Não me lembro bem quando ambos decidimos que seria assim. Talvez tenha sido quando ela veio aqui parar e foi ficando até já não ser possível regressar. Regressar a nada depois de te conhecer, costumava ela dizer-me.

 Aquilo ali era quase um deserto de tanto que o calor tinha queimado a pouca vida vegetal do estio. Havia dias, por sorte poucos, em que o ar pesado e suspenso parecia não ter forças para se mexer. E o tempo parava também. O relógio segurava os ponteiros e nenhum homem, mulher, cão, gato ou bicho respirava. Momentaneamente todos entravam em estado de estivação.

Pelo canto rouco de secura do galo, adivinhei as horas. Horas de me levantar que hoje tudo tem que ser feito com tempo. O tempo que os rituais pedem. Ontem retirei do fundo escasso do poço, água suficiente para o banho de ambos. À conta disso as couves ficaram sem rega, mas também não é todos os dias que um homem se casa. E quero que ela volte a perder-se no meu corpo. Quero embriagá-la de cheiro e de saudade.

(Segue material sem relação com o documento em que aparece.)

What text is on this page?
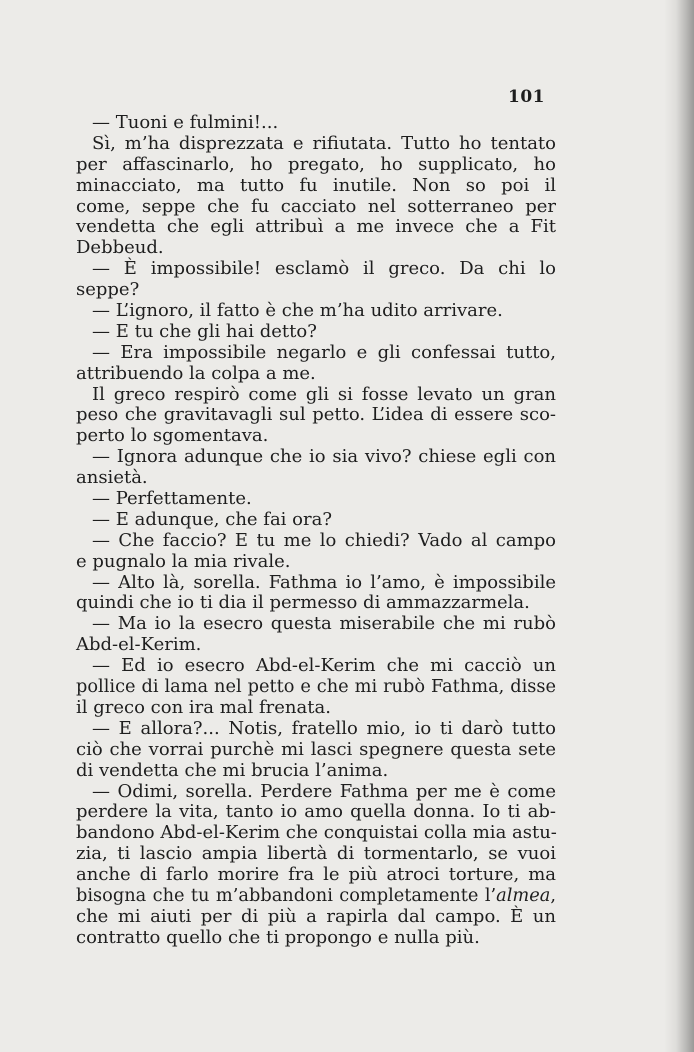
101
— Tuoni e fulmini!...
Sì, m’ha disprezzata e rifiutata. Tutto ho tentato
per affascinarlo, ho pregato, ho supplicato, ho
minacciato, ma tutto fu inutile. Non so poi il
come, seppe che fu cacciato nel sotterraneo per
vendetta che egli attribuì a me invece che a Fit
Debbeud.
— È impossibile! esclamò il greco. Da chi lo
seppe?
— L’ignoro, il fatto è che m’ha udito arrivare.
— E tu che gli hai detto?
— Era impossibile negarlo e gli confessai tutto,
attribuendo la colpa a me.
Il greco respirò come gli si fosse levato un gran
peso che gravitavagli sul petto. L’idea di essere sco-
perto lo sgomentava.
— Ignora adunque che io sia vivo? chiese egli con
ansietà.
— Perfettamente.
— E adunque, che fai ora?
— Che faccio? E tu me lo chiedi? Vado al campo
e pugnalo la mia rivale.
— Alto là, sorella. Fathma io l’amo, è impossibile
quindi che io ti dia il permesso di ammazzarmela.
— Ma io la esecro questa miserabile che mi rubò
Abd-el-Kerim.
— Ed io esecro Abd-el-Kerim che mi cacciò un
pollice di lama nel petto e che mi rubò Fathma, disse
il greco con ira mal frenata.
— E allora?... Notis, fratello mio, io ti darò tutto
ciò che vorrai purchè mi lasci spegnere questa sete
di vendetta che mi brucia l’anima.
— Odimi, sorella. Perdere Fathma per me è come
perdere la vita, tanto io amo quella donna. Io ti ab-
bandono Abd-el-Kerim che conquistai colla mia astu-
zia, ti lascio ampia libertà di tormentarlo, se vuoi
anche di farlo morire fra le più atroci torture, ma
bisogna che tu m’abbandoni completamente l’almea,
che mi aiuti per di più a rapirla dal campo. È un
contratto quello che ti propongo e nulla più.
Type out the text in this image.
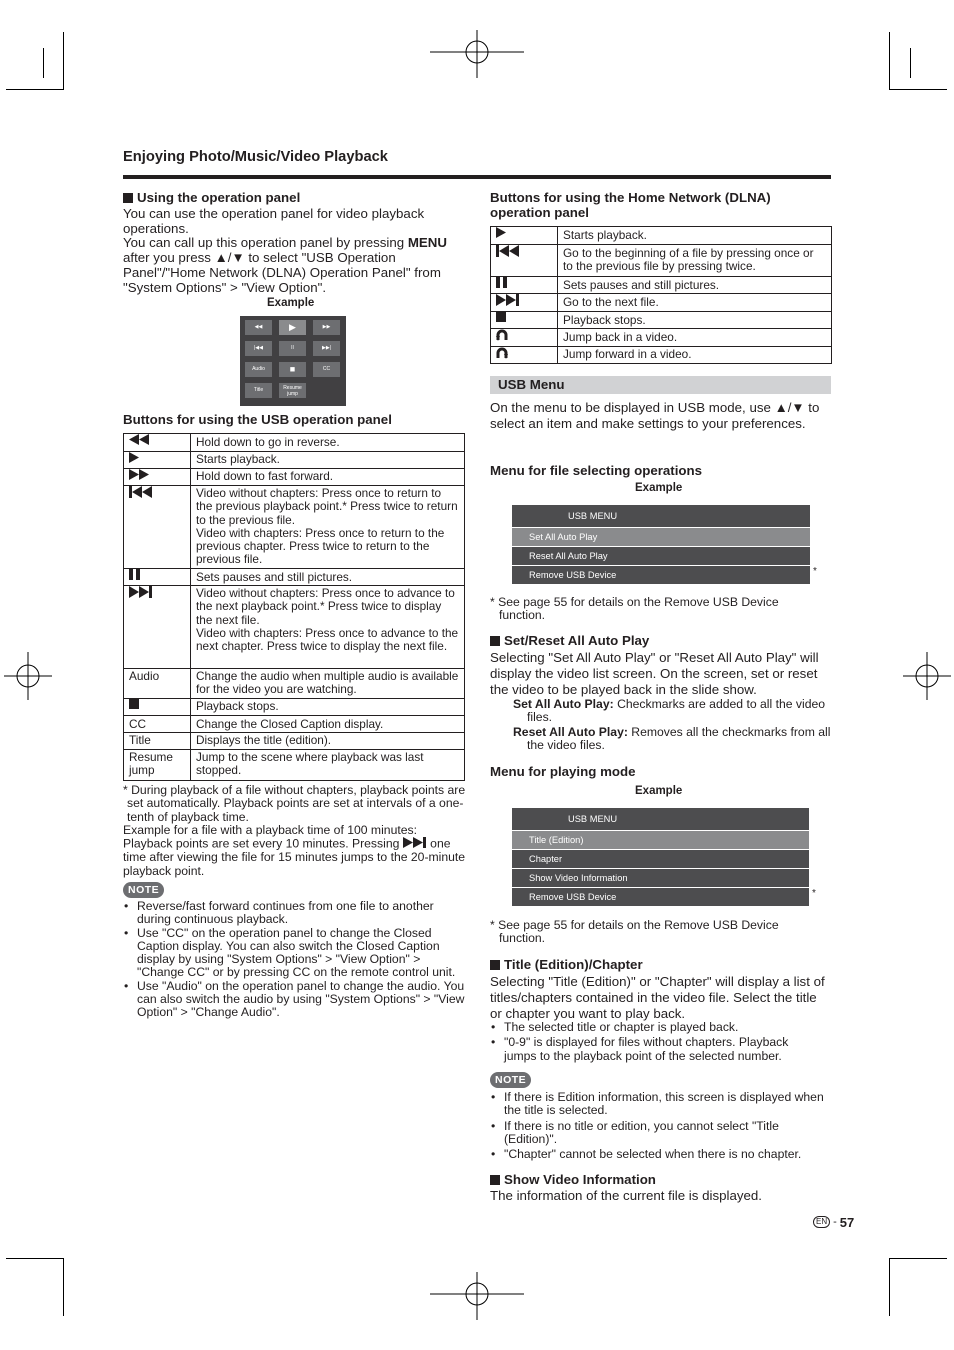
Enjoying Photo/Music/Video Playback
Using the operation panel
You can use the operation panel for video playback operations.
You can call up this operation panel by pressing MENU after you press ▲/▼ to select "USB Operation Panel"/"Home Network (DLNA) Operation Panel" from "System Options" > "View Option".
Example
◀◀	▶	▶▶
|◀◀	II	▶▶|
Audio	■	CC
Title	Resume jump
Buttons for using the USB operation panel
	Hold down to go in reverse.
	Starts playback.
	Hold down to fast forward.
	Video without chapters: Press once to return to the previous playback point.* Press twice to return to the previous file.
Video with chapters: Press once to return to the previous chapter. Press twice to return to the previous file.
	Sets pauses and still pictures.
	Video without chapters: Press once to advance to the next playback point.* Press twice to display the next file.
Video with chapters: Press once to advance to the next chapter. Press twice to display the next file.
Audio	Change the audio when multiple audio is available for the video you are watching.
	Playback stops.
CC	Change the Closed Caption display.
Title	Displays the title (edition).
Resume jump	Jump to the scene where playback was last stopped.
* During playback of a file without chapters, playback points are set automatically. Playback points are set at intervals of a one-tenth of playback time.
Example for a file with a playback time of 100 minutes: Playback points are set every 10 minutes. Pressing	one time after viewing the file for 15 minutes jumps to the 20-minute playback point.
NOTE
• Reverse/fast forward continues from one file to another during continuous playback.
• Use "CC" on the operation panel to change the Closed Caption display. You can also switch the Closed Caption display by using "System Options" > "View Option" > "Change CC" or by pressing CC on the remote control unit.
• Use "Audio" on the operation panel to change the audio. You can also switch the audio by using "System Options" > "View Option" > "Change Audio".
Buttons for using the Home Network (DLNA) operation panel
	Starts playback.
	Go to the beginning of a file by pressing once or to the previous file by pressing twice.
	Sets pauses and still pictures.
	Go to the next file.
	Playback stops.
	Jump back in a video.
	Jump forward in a video.
USB Menu
On the menu to be displayed in USB mode, use ▲/▼ to select an item and make settings to your preferences.
Menu for file selecting operations
Example
USB MENU
Set All Auto Play
Reset All Auto Play
Remove USB Device	*
* See page 55 for details on the Remove USB Device function.
Set/Reset All Auto Play
Selecting "Set All Auto Play" or "Reset All Auto Play" will display the video list screen. On the screen, set or reset the video to be played back in the slide show.
Set All Auto Play: Checkmarks are added to all the video files.
Reset All Auto Play: Removes all the checkmarks from all the video files.
Menu for playing mode
Example
USB MENU
Title (Edition)
Chapter
Show Video Information
Remove USB Device	*
* See page 55 for details on the Remove USB Device function.
Title (Edition)/Chapter
Selecting "Title (Edition)" or "Chapter" will display a list of titles/chapters contained in the video file. Select the title or chapter you want to play back.
• The selected title or chapter is played back.
• "0-9" is displayed for files without chapters. Playback jumps to the playback point of the selected number.
NOTE
• If there is Edition information, this screen is displayed when the title is selected.
• If there is no title or edition, you cannot select "Title (Edition)".
• "Chapter" cannot be selected when there is no chapter.
Show Video Information
The information of the current file is displayed.
EN - 57
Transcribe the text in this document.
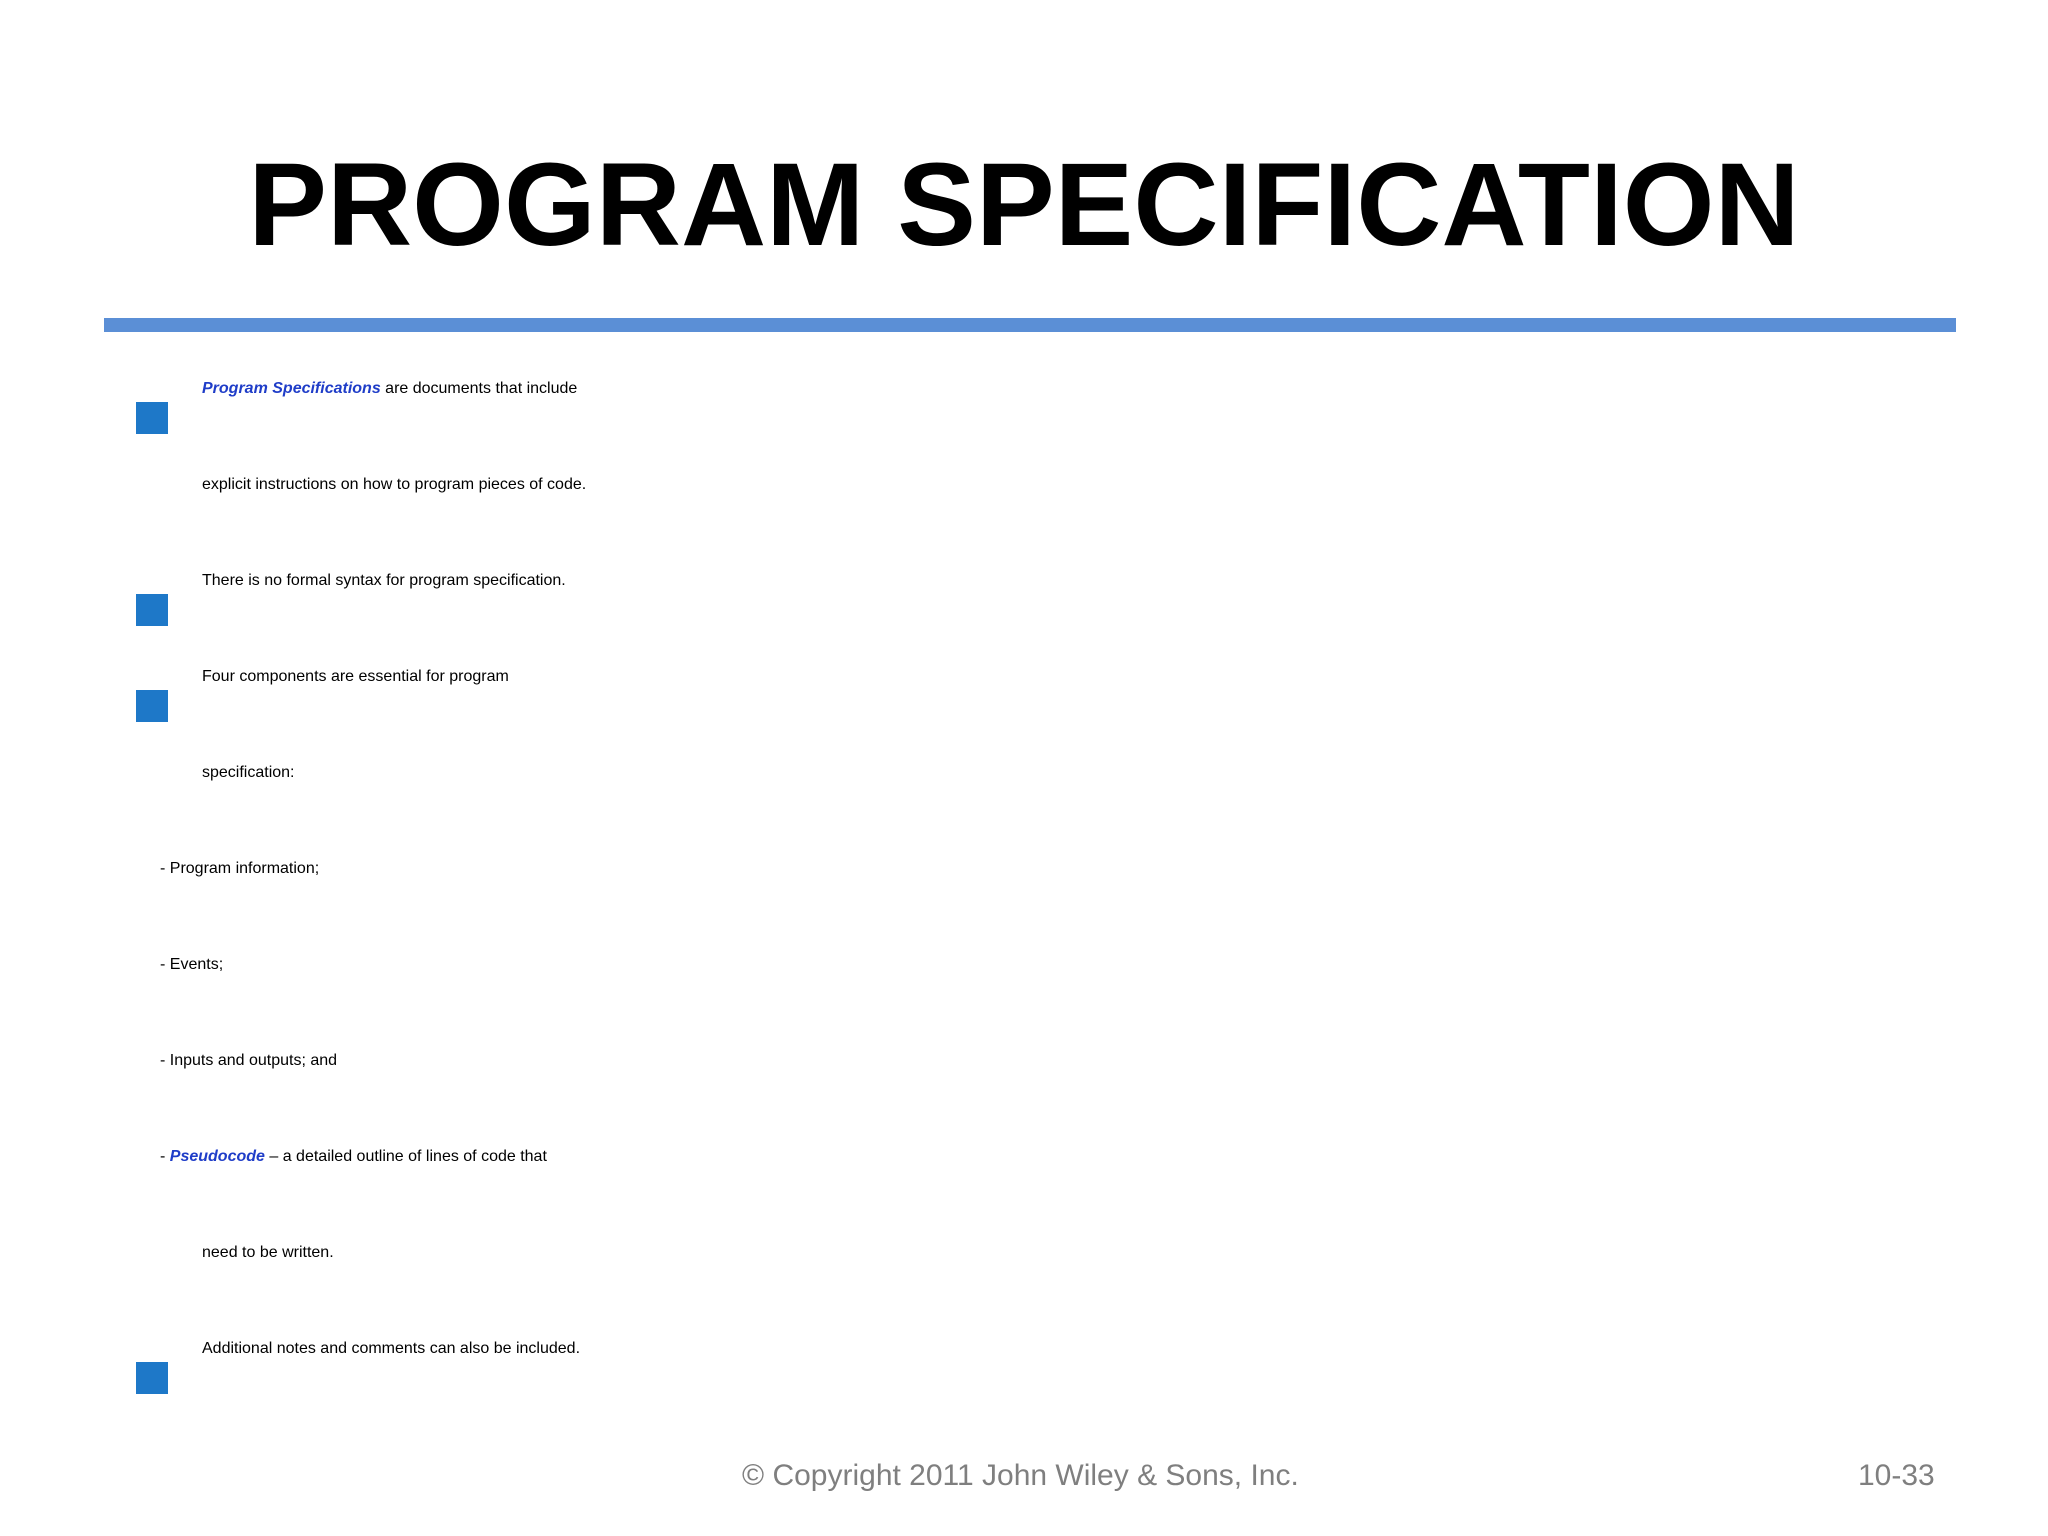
PROGRAM SPECIFICATION
Program Specifications are documents that include
explicit instructions on how to program pieces of code.
There is no formal syntax for program specification.
Four components are essential for program
specification:
- Program information;
- Events;
- Inputs and outputs; and
- Pseudocode – a detailed outline of lines of code that
need to be written.
Additional notes and comments can also be included.
© Copyright 2011 John Wiley & Sons, Inc.	10-33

Enquanto se ensaboava com o sabonete de sândalo que ela lhe oferecera, sentiu em cada centímetro do seu corpo a longa espera pelo corpo dela. Desde que se tinham decidido pelo casamento, ela resguardara-se, mudara-se para o quarto pequeno dos fundos e negara-lhe qualquer avanço exigindo-lhe um afastamento do seu corpo que ele não compreendia. Tudo lhe dera e tudo lhe negava. Consentia-lhe apenas uns beijos fugidos. Ficaria assim mais sacralizado, justificava-se ela.

O sol derrete-se-me na pele. De tão escanhoada, parece que me rebenta de lisura. Está macia como ela gosta. Sem nenhum atrito passeará pela dela, num afago que durará a nossa eternidade.

A fogueira do sol começava a colar-lhe ao corpo a camisa de linho branco que ele acabara de vestir há pouco. Esticara-a com o ferro de brasas durante uma boa parte da manhã. Ficara um brinco, lisa e sem qualquer vinco. Pôs a gravata que o pai lhe deixara e cujo nó mantinha sempre feito pois receava não ser capaz de o refazer. Por cima, o casaco que comprara na feira, havia uns três anos, a pensar numa ocasião especial. Já vestido, uma súbita inquietação segurou-lhe a voz e desajeitou-lhe os movimentos. E num momento o dia foi a vida. E sentiu que era já um homem.

Uma mistura de sensações anunciam-ma. Consigo cheirar a suavidade com que vem, ver o sabor de que é feita e ouvir a cor com que se enfeita. Viro-me e ei-la. Em pé, como se sempre ali tivesse estado. À minha espera. Como a Terra. Ela parece, ela é o espírito deste lugar. Queimada de fogo, ostenta as curvas redondas da Terra, guarda no oceano do corpo os mistérios da lua e oferece-se numa dádiva de vapores raros. E eu numa ânsia de poder cuidá-la e fecundá-la.


Quando calcularam ser meio-dia, deram-se as mãos e, de pés descalços, mergulharam na terra barrenta e fervente e sentiram nas pernas o restolhar das ervas secas. Ainda ouviram o mugir longínquo da manada. Com o sol a pique, olharam-se e perderam-se no olhar. Era o momento de sombra zero. Uma brisa cálida festejou com eles aquela sublime união. Ambos juraram e fizeram ali o amor que sabiam, enquanto mil sóis explodiam uma trovoada de luz.